Josefa Cánovas Otalaga es profesora de baile del Centro Cultural Andaluz de Marsella (Francia). A través de Josefa habla la experiencia sobre los bailes de Andalucía y el entusiasmo por los días vividos en Sevilla, empapada de Bienal y de Flamenco.
–Nací en Madrid y vivo en Francia desde hace varias décadas.
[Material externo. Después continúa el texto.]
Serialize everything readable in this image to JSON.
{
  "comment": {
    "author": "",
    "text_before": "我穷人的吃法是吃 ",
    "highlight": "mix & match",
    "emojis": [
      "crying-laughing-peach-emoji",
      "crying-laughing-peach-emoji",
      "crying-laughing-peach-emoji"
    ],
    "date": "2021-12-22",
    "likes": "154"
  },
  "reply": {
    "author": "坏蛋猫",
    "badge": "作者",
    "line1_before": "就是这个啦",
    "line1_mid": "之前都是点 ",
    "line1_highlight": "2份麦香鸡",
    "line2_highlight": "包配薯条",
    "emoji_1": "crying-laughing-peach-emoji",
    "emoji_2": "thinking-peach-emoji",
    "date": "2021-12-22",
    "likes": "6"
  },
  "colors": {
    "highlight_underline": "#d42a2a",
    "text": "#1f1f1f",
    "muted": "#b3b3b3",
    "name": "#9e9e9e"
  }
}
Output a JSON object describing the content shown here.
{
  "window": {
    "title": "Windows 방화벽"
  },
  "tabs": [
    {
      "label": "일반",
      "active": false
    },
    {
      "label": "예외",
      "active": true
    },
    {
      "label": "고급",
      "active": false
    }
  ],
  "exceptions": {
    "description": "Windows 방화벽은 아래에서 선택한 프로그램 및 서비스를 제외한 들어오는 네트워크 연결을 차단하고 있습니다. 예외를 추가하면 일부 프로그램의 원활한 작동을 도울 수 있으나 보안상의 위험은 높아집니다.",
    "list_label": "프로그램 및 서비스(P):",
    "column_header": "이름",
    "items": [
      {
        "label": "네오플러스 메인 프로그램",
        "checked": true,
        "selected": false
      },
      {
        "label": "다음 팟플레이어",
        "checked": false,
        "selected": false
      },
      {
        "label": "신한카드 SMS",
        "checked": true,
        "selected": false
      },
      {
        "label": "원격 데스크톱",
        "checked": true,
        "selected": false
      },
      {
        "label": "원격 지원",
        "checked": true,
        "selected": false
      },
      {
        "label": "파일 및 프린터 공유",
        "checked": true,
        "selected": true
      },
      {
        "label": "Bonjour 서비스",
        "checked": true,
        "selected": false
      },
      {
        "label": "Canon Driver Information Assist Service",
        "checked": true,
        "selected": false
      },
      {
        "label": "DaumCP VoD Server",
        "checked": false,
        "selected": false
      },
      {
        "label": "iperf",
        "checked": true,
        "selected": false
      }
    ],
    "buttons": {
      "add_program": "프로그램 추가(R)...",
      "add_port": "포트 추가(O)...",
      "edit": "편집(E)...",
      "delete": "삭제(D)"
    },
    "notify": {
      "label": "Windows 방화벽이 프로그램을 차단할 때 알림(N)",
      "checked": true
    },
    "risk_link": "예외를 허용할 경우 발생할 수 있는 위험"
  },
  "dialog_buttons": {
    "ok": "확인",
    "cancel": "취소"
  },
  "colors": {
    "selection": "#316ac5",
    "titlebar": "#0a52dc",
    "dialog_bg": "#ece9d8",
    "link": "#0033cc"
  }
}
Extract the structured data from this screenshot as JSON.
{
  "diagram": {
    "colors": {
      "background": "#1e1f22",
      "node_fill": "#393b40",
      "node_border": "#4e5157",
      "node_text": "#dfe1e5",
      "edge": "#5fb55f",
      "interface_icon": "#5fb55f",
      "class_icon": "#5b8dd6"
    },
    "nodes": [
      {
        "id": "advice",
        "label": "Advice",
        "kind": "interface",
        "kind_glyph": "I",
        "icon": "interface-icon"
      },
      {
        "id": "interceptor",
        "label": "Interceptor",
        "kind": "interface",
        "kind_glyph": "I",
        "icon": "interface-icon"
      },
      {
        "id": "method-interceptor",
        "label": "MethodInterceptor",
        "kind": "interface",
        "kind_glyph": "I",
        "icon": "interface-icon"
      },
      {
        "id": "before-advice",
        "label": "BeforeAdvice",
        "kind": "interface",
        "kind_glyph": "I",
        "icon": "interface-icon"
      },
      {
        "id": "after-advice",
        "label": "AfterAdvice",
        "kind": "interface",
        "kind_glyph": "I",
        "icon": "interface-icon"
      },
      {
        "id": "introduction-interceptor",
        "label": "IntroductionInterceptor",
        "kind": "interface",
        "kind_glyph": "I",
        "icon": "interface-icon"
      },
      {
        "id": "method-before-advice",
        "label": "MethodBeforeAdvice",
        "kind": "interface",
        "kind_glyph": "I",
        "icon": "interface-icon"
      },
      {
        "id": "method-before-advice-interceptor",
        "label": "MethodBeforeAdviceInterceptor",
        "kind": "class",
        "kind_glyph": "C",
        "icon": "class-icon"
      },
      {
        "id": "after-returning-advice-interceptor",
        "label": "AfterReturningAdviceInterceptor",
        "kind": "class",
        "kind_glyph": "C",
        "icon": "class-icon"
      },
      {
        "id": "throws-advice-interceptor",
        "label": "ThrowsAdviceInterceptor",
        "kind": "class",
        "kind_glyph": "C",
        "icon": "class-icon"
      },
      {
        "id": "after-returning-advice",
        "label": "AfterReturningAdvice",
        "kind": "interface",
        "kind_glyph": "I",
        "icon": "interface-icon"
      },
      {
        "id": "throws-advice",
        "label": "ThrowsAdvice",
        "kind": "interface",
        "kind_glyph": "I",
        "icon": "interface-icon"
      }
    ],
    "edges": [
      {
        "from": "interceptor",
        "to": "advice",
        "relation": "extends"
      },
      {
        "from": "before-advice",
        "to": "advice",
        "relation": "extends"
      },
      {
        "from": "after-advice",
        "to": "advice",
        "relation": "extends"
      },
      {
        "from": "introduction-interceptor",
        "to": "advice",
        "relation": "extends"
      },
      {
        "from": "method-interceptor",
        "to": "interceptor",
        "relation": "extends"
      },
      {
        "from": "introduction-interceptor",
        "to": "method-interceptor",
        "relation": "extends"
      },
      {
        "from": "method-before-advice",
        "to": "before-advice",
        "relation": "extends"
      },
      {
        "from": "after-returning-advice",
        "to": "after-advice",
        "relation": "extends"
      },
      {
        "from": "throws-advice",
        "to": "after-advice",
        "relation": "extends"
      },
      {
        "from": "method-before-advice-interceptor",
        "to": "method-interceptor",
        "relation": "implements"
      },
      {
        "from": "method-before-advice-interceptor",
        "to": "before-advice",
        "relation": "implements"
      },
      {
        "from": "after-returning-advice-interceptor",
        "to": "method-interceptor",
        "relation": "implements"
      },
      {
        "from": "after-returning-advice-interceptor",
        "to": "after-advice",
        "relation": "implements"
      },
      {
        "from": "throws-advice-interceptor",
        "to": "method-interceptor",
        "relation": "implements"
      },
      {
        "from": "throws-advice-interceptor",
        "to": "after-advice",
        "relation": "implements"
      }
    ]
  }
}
Toda la pasión de mi hija es el flamenco que sus abuelos y yo le hemos transmitido, y mis nietas bailan flamenco ya. Soy, además,, profesora de sevillanas del Centro Cultural Andaluz de Marsella y valoro este curso de perfeccionamiento de bulerías y seguiriyas en Sevilla como una gran suerte de poder estar aquí. Todo el mundo ha encontrado sensacional que la Junta de Andalucía nos haya propiciado esta experiencia tan bonita e importante para nosotros que, aunque vivamos en el exterior, también formamos parte de la gran cultura andaluza.
Nuestra relación con la Bienal ha sido a través de coloquios a los que hemos asistido en el Casino de la Exposición y podríamos calificarlos también como clases teóricas y enseñanzas paralelas. Hemos visitado el Museo de Arte Flamenco de Cristina Hoyos, donde presenciamos un maravilloso espectáculo el miércoles 22.
Por otra parte, hemos sido invitados a la Peña Flamenca Torremacarena, donde hemos disfrutado de un ambiente flamenco natural cerca de personas sevillanas entendidas y entusiastas de este arte, que nos recibieron con enorme cariño y nos llenaron de su ambiente de flamenco puro  andaluz. Nos encantaría a todos los participantes de este curso  tan valioso y constructivo que se repita, y aprovecho las páginas de Andalucía Exterior para agradecerle a la Junta de Andalucía esta maravillosa experiencia que va a propiciar enriquecer a otros muchos andaluces que se quedaron allí y nosotros nos vamos a ocupar de que así sea: enriquecerles y enseñarles para hacer más universal la cultura andaluza a través del flamenco.
–¿Qué pedirías a Europa y al mundo para Andalucía y su milenaria cultura?
–Yo pediría de corazón, a quien corresponda, en nombre de miles y miles de jóvenes descendientes de andaluzas y andaluces repartidos por el mundo, conseguir que el flamenco sea reconocido Patrimonio Inmaterial de la Humanidad.